La notification de conclusions au sens de l’article 910-1 faite à une partie dans le délai prévu aux articles 905-2 et 908 à 910 ainsi qu’à l’alinéa premier du présent article constitue le point de départ du délai dont cette partie dispose pour remettre ses conclusions au greffe.'»
Elle justifie en effet, alors qu’elle avait constitué avocat auparavant, n’avoir reçu les conclusions de l’appelant que le 29 octobre 2025, ce qui apparaît toutefois la conséquence inévitable de la tardiveté des conclusions d’appelant.
Pour faire échec à la sanction, M. [Y] fait valoir qu’après avoir reçu le courrier du greffe pour faire les observations sur l’avis de caducité dans le délai de dix jours, son conseil a indiqué les raisons pour lesquelles ses écritures n’ont pas pu être produites le 28 octobre à minuit au plus tard, qu’il a ainsi justifié ce retard par un problème de santé (opération gynécologique) mais aussi un problème informatique (ordinateur et clé RPVA), et au vu des pièces justificatives produites a sollicité un relevé de la caducité, ces justificatifs et demandes ont été soumis à l’appréciation du conseiller de la mise en état, qu’il échet donc de lui donner acte qu’il a formulé une demande de relevé de caducité qui reste en cours d’instruction.
Il ne produit cependant aucune pièce justificative de l’empêchement pour cause médicale allégué tandis que les pièces produites pour justifier des difficultés liées à la communication électronique ne sont pas exploitables, s’agissant d’imprimés informatiques, en l’absence de tout commentaire technique.
En conséquence, il y a lieu de déclarer caduque la déclaration d’appel de M. [Y].

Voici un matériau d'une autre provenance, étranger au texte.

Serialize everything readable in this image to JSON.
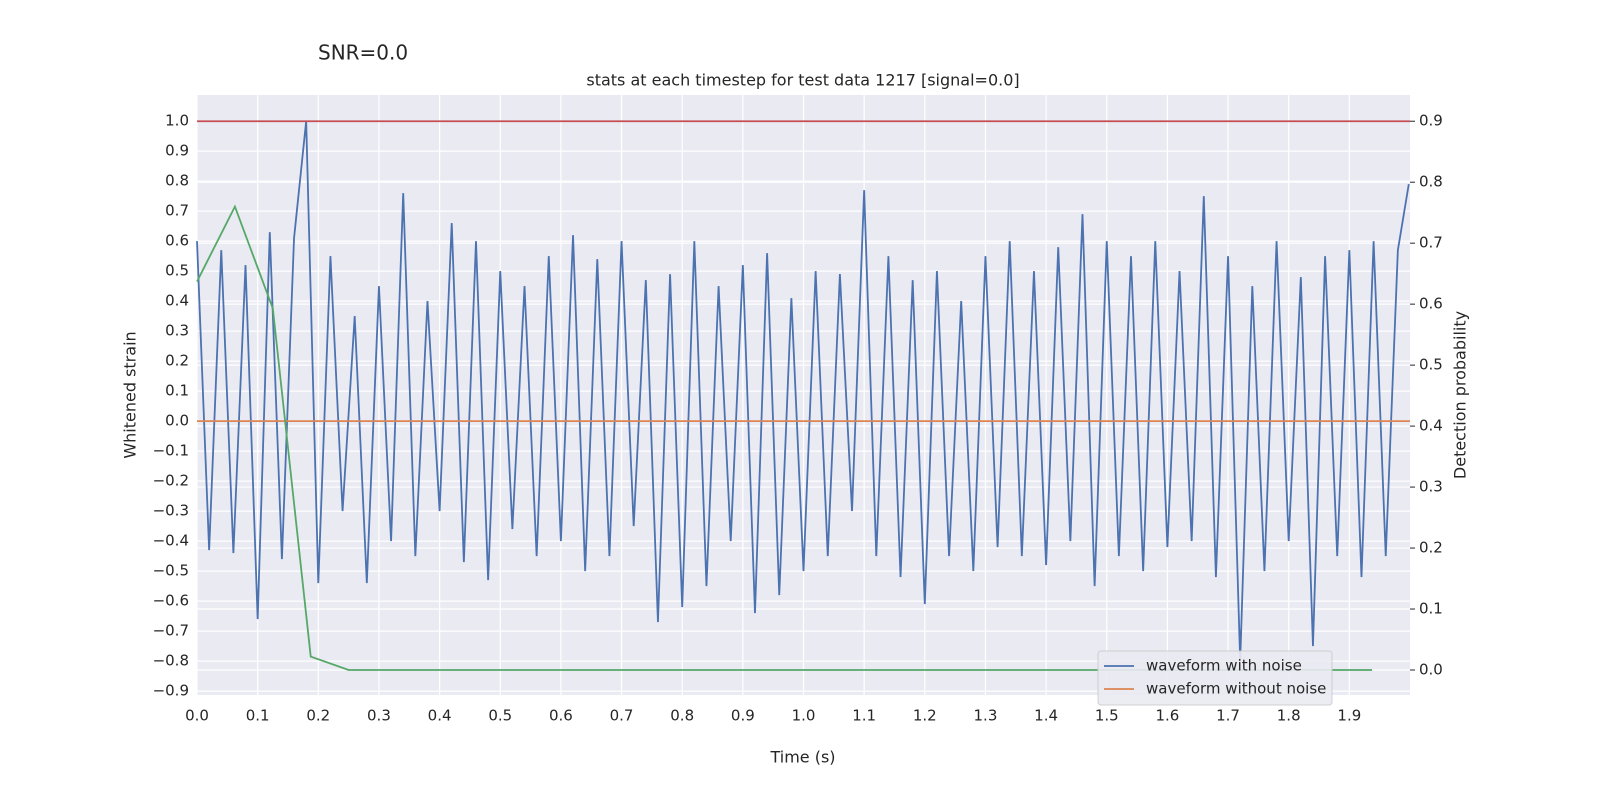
{
  "chart_data": {
    "type": "line",
    "suptitle": "SNR=0.0",
    "title": "stats at each timestep for test data 1217 [signal=0.0]",
    "x_label": "Time (s)",
    "y_label": "Whitened strain",
    "y2_label": "Detection probability",
    "xlim": [
      0,
      2.0
    ],
    "ylim": [
      -0.913,
      1.087
    ],
    "y2lim": [
      -0.041,
      0.943
    ],
    "xticks": [
      {
        "value": 0,
        "label": "0.0"
      },
      0.1,
      0.2,
      0.3,
      0.4,
      0.5,
      0.6,
      0.7,
      0.8,
      0.9,
      {
        "value": 1,
        "label": "1.0"
      },
      1.1,
      1.2,
      1.3,
      1.4,
      1.5,
      1.6,
      1.7,
      1.8,
      1.9
    ],
    "yticks": [
      {
        "value": -0.9,
        "label": "−0.9"
      },
      {
        "value": -0.8,
        "label": "−0.8"
      },
      {
        "value": -0.7,
        "label": "−0.7"
      },
      {
        "value": -0.6,
        "label": "−0.6"
      },
      {
        "value": -0.5,
        "label": "−0.5"
      },
      {
        "value": -0.4,
        "label": "−0.4"
      },
      {
        "value": -0.3,
        "label": "−0.3"
      },
      {
        "value": -0.2,
        "label": "−0.2"
      },
      {
        "value": -0.1,
        "label": "−0.1"
      },
      {
        "value": 0,
        "label": "0.0"
      },
      0.1,
      0.2,
      0.3,
      0.4,
      0.5,
      0.6,
      0.7,
      0.8,
      0.9,
      {
        "value": 1,
        "label": "1.0"
      }
    ],
    "y2ticks": [
      {
        "value": 0,
        "label": "0.0"
      },
      0.1,
      0.2,
      0.3,
      0.4,
      0.5,
      0.6,
      0.7,
      0.8,
      0.9
    ],
    "grid": true,
    "legend": "lower right",
    "hline": {
      "value": 0.9,
      "axis": "y2",
      "color": "#c44e52"
    },
    "series": [
      {
        "name": "waveform with noise",
        "color": "#4c72b0",
        "x": [
          0,
          0.02,
          0.04,
          0.06,
          0.08,
          0.1,
          0.12,
          0.14,
          0.16,
          0.18,
          0.2,
          0.22,
          0.24,
          0.26,
          0.28,
          0.3,
          0.32,
          0.34,
          0.36,
          0.38,
          0.4,
          0.42,
          0.44,
          0.46,
          0.48,
          0.5,
          0.52,
          0.54,
          0.56,
          0.58,
          0.6,
          0.62,
          0.64,
          0.66,
          0.68,
          0.7,
          0.72,
          0.74,
          0.76,
          0.78,
          0.8,
          0.82,
          0.84,
          0.86,
          0.88,
          0.9,
          0.92,
          0.94,
          0.96,
          0.98,
          1,
          1.02,
          1.04,
          1.06,
          1.08,
          1.1,
          1.12,
          1.14,
          1.16,
          1.18,
          1.2,
          1.22,
          1.24,
          1.26,
          1.28,
          1.3,
          1.32,
          1.34,
          1.36,
          1.38,
          1.4,
          1.42,
          1.44,
          1.46,
          1.48,
          1.5,
          1.52,
          1.54,
          1.56,
          1.58,
          1.6,
          1.62,
          1.64,
          1.66,
          1.68,
          1.7,
          1.72,
          1.74,
          1.76,
          1.78,
          1.8,
          1.82,
          1.84,
          1.86,
          1.88,
          1.9,
          1.92,
          1.94,
          1.96,
          1.98,
          1.998
        ],
        "values": [
          0.6,
          -0.43,
          0.57,
          -0.44,
          0.52,
          -0.66,
          0.63,
          -0.46,
          0.61,
          1.0,
          -0.54,
          0.55,
          -0.3,
          0.35,
          -0.54,
          0.45,
          -0.4,
          0.76,
          -0.45,
          0.4,
          -0.3,
          0.66,
          -0.47,
          0.6,
          -0.53,
          0.5,
          -0.36,
          0.45,
          -0.45,
          0.55,
          -0.4,
          0.62,
          -0.5,
          0.54,
          -0.45,
          0.6,
          -0.35,
          0.47,
          -0.67,
          0.49,
          -0.62,
          0.6,
          -0.55,
          0.45,
          -0.4,
          0.52,
          -0.64,
          0.56,
          -0.58,
          0.41,
          -0.5,
          0.5,
          -0.45,
          0.49,
          -0.3,
          0.77,
          -0.45,
          0.55,
          -0.52,
          0.47,
          -0.61,
          0.5,
          -0.45,
          0.4,
          -0.5,
          0.55,
          -0.42,
          0.6,
          -0.45,
          0.5,
          -0.48,
          0.58,
          -0.4,
          0.69,
          -0.55,
          0.6,
          -0.45,
          0.55,
          -0.5,
          0.6,
          -0.42,
          0.5,
          -0.4,
          0.75,
          -0.52,
          0.55,
          -0.8,
          0.45,
          -0.5,
          0.6,
          -0.4,
          0.48,
          -0.75,
          0.55,
          -0.45,
          0.57,
          -0.52,
          0.6,
          -0.45,
          0.57,
          0.79
        ]
      },
      {
        "name": "waveform without noise",
        "color": "#dd8452",
        "x": [
          0,
          2.0
        ],
        "values": [
          0,
          0
        ]
      },
      {
        "color": "#55a868",
        "axis": "y2",
        "x": [
          0,
          0.0625,
          0.125,
          0.1875,
          0.25,
          0.3125,
          0.375,
          0.4375,
          0.5,
          0.5625,
          0.625,
          0.6875,
          0.75,
          0.8125,
          0.875,
          0.9375,
          1,
          1.0625,
          1.125,
          1.1875,
          1.25,
          1.3125,
          1.375,
          1.4375,
          1.5,
          1.5625,
          1.625,
          1.6875,
          1.75,
          1.8125,
          1.875,
          1.9375
        ],
        "values": [
          0.637,
          0.76,
          0.593,
          0.022,
          0,
          0,
          0,
          0,
          0,
          0,
          0,
          0,
          0,
          0,
          0,
          0,
          0,
          0,
          0,
          0,
          0,
          0,
          0,
          0,
          0,
          0,
          0,
          0,
          0,
          0,
          0,
          0
        ]
      }
    ]
  }
}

Au demeurant, il est précisé que la demande de M. [Y] est arbitrée dans le cadre de la présente procédure sans qu’il puisse se prévaloir par ailleurs d’un relevé de caducité.
Sur les dépens
M. [Y], qui succombe en ses prétentions, supportera les dépens de la procédure d’incident et ceux de la procédure d’appel dans la mesure où la décision met fin au litige.
PAR CES MOTIFS
Nous, magistrate chargée de la mise en état, statuant publiquement et par ordonnance réputée contradictoire,
DÉCLARONS caduque la déclaration d’appel de M. [P] [Y],
RAPPELONS que la présente ordonnance peut faire l’objet d’un déféré à la cour dans les quinze jours à compter de sa date en application de l’article 916 du code de procédure civile,
CONDAMNONS M. [P] [Y] au paiement des dépens de l’incident et de la procédure d’appel.